Guerlain s'approcha du lavabo, incrusté à l'écart du gymnase, dans une pièce qui paraissait inachevée. L'architecture du bâtiment, aussi étrange qu'elle semblait incomplète, avec ses murs nus et son papier peint hideux qui cachait mal la moisissure à ras du sol, avait cessé depuis longtemps d'étonner les élèves.

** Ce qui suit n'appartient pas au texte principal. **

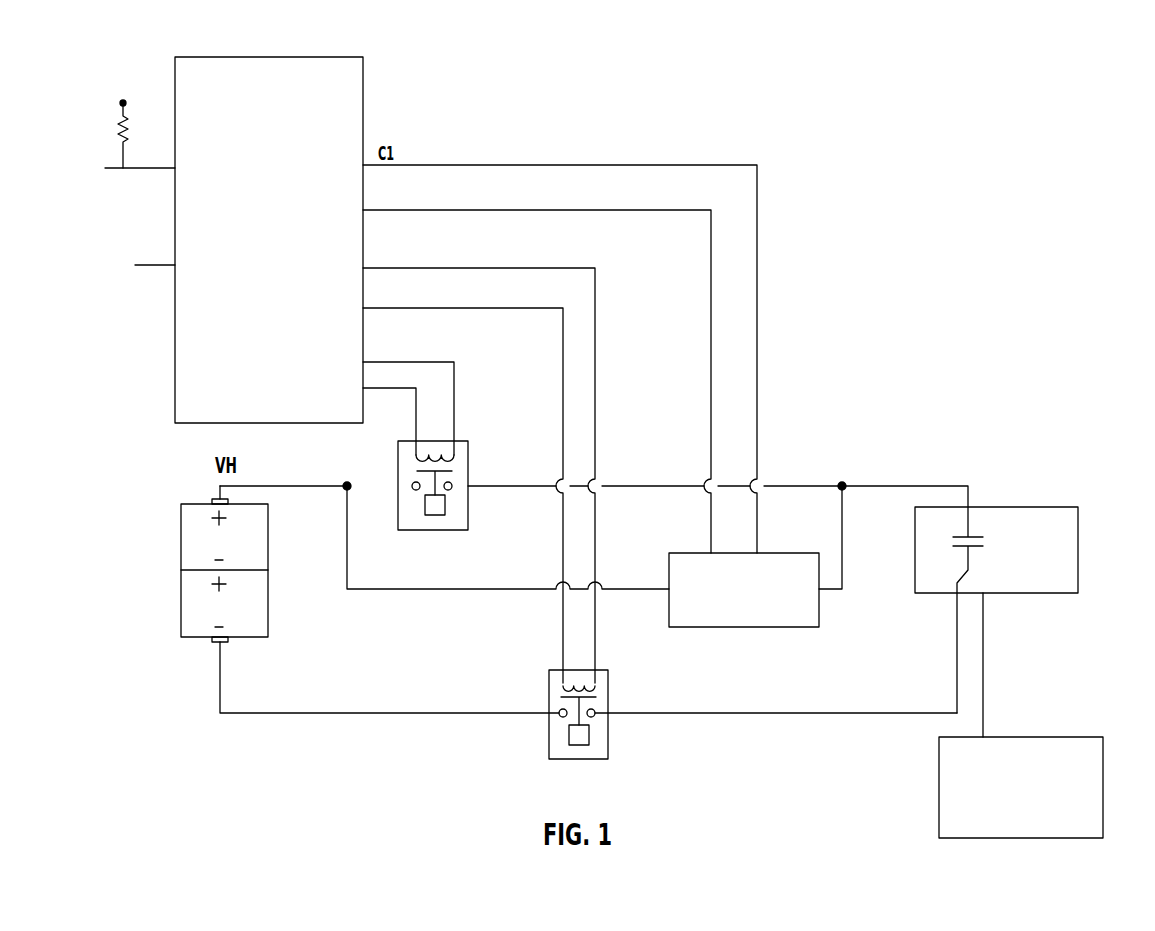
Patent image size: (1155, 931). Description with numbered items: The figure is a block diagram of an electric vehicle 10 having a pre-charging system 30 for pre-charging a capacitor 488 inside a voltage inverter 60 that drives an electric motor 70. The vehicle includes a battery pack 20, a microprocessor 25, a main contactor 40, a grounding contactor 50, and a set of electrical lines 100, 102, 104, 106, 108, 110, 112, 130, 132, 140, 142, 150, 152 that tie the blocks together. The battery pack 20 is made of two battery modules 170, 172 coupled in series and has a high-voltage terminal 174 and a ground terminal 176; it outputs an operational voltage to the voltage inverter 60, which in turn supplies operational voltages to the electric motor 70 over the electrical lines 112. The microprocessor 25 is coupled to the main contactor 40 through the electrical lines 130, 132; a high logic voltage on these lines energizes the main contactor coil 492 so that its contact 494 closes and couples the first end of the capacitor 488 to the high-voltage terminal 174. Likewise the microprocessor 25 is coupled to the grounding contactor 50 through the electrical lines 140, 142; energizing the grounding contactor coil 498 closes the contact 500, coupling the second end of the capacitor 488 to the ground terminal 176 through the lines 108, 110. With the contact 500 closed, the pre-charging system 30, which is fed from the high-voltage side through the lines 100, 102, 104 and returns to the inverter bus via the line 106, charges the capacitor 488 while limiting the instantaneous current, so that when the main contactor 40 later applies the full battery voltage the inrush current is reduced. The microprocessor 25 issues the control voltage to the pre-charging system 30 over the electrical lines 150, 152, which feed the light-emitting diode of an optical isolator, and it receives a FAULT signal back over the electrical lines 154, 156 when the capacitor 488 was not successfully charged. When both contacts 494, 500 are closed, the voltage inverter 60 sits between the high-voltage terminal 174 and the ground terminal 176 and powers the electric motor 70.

The electric vehicle 10 is at (887, 112).
The microprocessor 25 is at (280, 57).
The electrical line 154 is at (147, 167).
The electrical line 156 is at (148, 265).
The electrical line 150 is at (432, 165).
The electrical line 152 is at (433, 210).
The electrical line 140 is at (413, 268).
The electrical line 142 is at (410, 308).
The electrical line 130 is at (404, 362).
The electrical line 132 is at (400, 388).
The main contactor 40 is at (468, 460).
The main contactor coil 492 is at (431, 455).
The contact 494 is at (452, 482).
The electrical line 100 is at (292, 486).
The battery pack 20 is at (268, 557).
The battery module 170 is at (181, 530).
The battery module 172 is at (181, 598).
The high-voltage terminal 174 is at (214, 499).
The ground terminal 176 is at (217, 642).
The electrical line 102 is at (629, 486).
The electrical line 104 is at (438, 589).
The electrical line 106 is at (842, 528).
The pre-charging system 30 is at (852, 613).
The voltage inverter 60 is at (1026, 510).
The capacitor 488 is at (966, 540).
The electrical lines 112 is at (983, 669).
The electric motor 70 is at (1064, 737).
The electrical line 108 is at (373, 713).
The electrical line 110 is at (748, 713).
The grounding contactor 50 is at (608, 690).
The grounding contactor coil 498 is at (589, 683).
The contact 500 is at (595, 710).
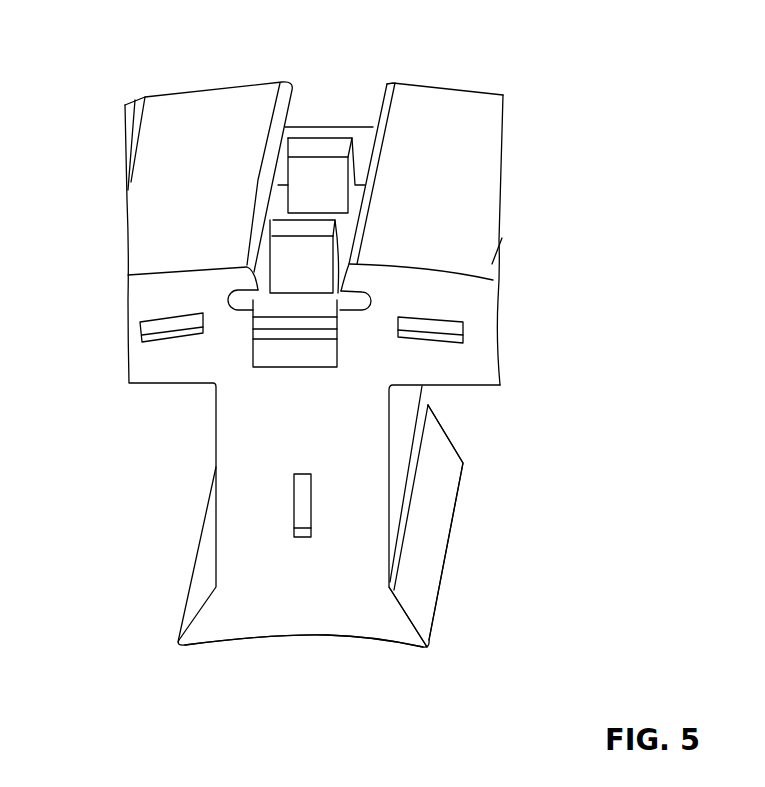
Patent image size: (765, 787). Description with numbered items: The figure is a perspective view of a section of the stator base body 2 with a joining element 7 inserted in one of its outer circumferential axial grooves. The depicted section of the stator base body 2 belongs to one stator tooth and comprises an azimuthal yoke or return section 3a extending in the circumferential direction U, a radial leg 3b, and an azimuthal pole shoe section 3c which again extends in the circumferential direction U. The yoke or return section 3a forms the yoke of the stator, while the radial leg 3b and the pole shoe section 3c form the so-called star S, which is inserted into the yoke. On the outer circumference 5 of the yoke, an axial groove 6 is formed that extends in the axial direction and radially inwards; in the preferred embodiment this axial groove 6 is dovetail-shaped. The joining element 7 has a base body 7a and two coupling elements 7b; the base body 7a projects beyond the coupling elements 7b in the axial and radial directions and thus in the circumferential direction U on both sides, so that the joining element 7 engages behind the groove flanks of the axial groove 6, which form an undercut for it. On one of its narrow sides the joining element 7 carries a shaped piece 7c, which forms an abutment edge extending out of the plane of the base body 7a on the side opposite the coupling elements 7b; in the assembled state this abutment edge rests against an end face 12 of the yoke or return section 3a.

The stator base body 2 is at (166, 535).
The yoke or return section 3a is at (487, 343).
The radial leg 3b is at (348, 465).
The pole shoe section 3c is at (403, 633).
The outer circumference 5 is at (482, 127).
The axial groove 6 is at (334, 100).
The joining element 7 is at (207, 190).
The base body 7a is at (280, 205).
The coupling element 7b is at (300, 258).
The shaped piece 7c is at (273, 337).
The end face 12 is at (147, 363).
The star S is at (426, 513).
The circumferential direction U is at (463, 60).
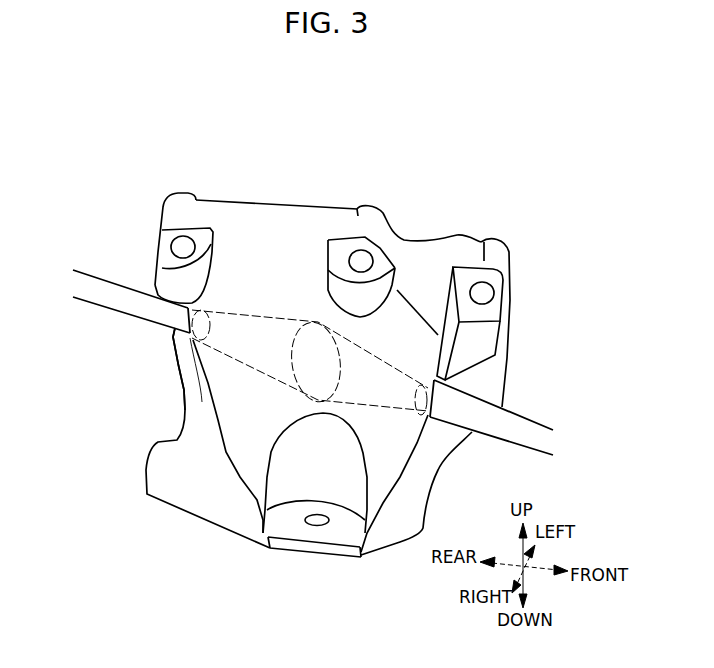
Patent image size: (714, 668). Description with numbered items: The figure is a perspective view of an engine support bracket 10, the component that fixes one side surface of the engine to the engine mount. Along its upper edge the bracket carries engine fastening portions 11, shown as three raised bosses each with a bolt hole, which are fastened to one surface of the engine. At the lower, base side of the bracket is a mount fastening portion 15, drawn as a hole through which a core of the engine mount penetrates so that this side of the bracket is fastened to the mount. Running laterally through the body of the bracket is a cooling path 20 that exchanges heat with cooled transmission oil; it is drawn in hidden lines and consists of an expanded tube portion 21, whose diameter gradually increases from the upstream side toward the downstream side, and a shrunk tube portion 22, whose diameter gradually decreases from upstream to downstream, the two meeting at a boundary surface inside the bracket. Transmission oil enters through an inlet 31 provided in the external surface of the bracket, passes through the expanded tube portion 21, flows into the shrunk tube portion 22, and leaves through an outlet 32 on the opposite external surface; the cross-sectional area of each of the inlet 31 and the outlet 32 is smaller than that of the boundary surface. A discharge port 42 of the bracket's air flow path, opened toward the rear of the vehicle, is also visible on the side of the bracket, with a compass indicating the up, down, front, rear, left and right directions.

The engine support bracket 10 is at (167, 118).
The engine fastening portion 11 is at (186, 246).
The mount fastening portion 15 is at (315, 522).
The cooling path 20 is at (117, 611).
The expanded tube portion 21 is at (357, 378).
The shrunk tube portion 22 is at (262, 351).
The inlet 31 is at (458, 410).
The outlet 32 is at (173, 315).
The discharge port 42 is at (182, 381).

Une fille aux cheveux blonds emprisonna ses mèches claires dans sa main et but sanss se presser. Elle s'écarta en adressant à Guerlain un regard qui paraissait s'excuser. Il lui renvoya un sourire comme on enverrait un baiser du bout des doigts, mais sans grande conviction. Il arrivait que le masque se fissure, qu'il manque de force pour maintenir intactes les apparences.

C'était à ce titre qu'Ivanie forçait le respect. Elle ne faiblissait jamais.

Guerlain se désaltéra à son tour en se courbant en deux. Il passa de l'eau sur son visage. Il éclaboussa ses cheveux sombres qui retombaient devant ses yeux, à moitié collés par la sueur. Monsieur Schmitt ne les avait pas ménagés et si Jahia ne lui avait pas fait remarquer qu'il était temps de relâcher ses élèves, il les aurait sans doute gardés tout l'après-midi. Les deux heures avaient été suffisamment éprouvantes pour ne pas en rajouter.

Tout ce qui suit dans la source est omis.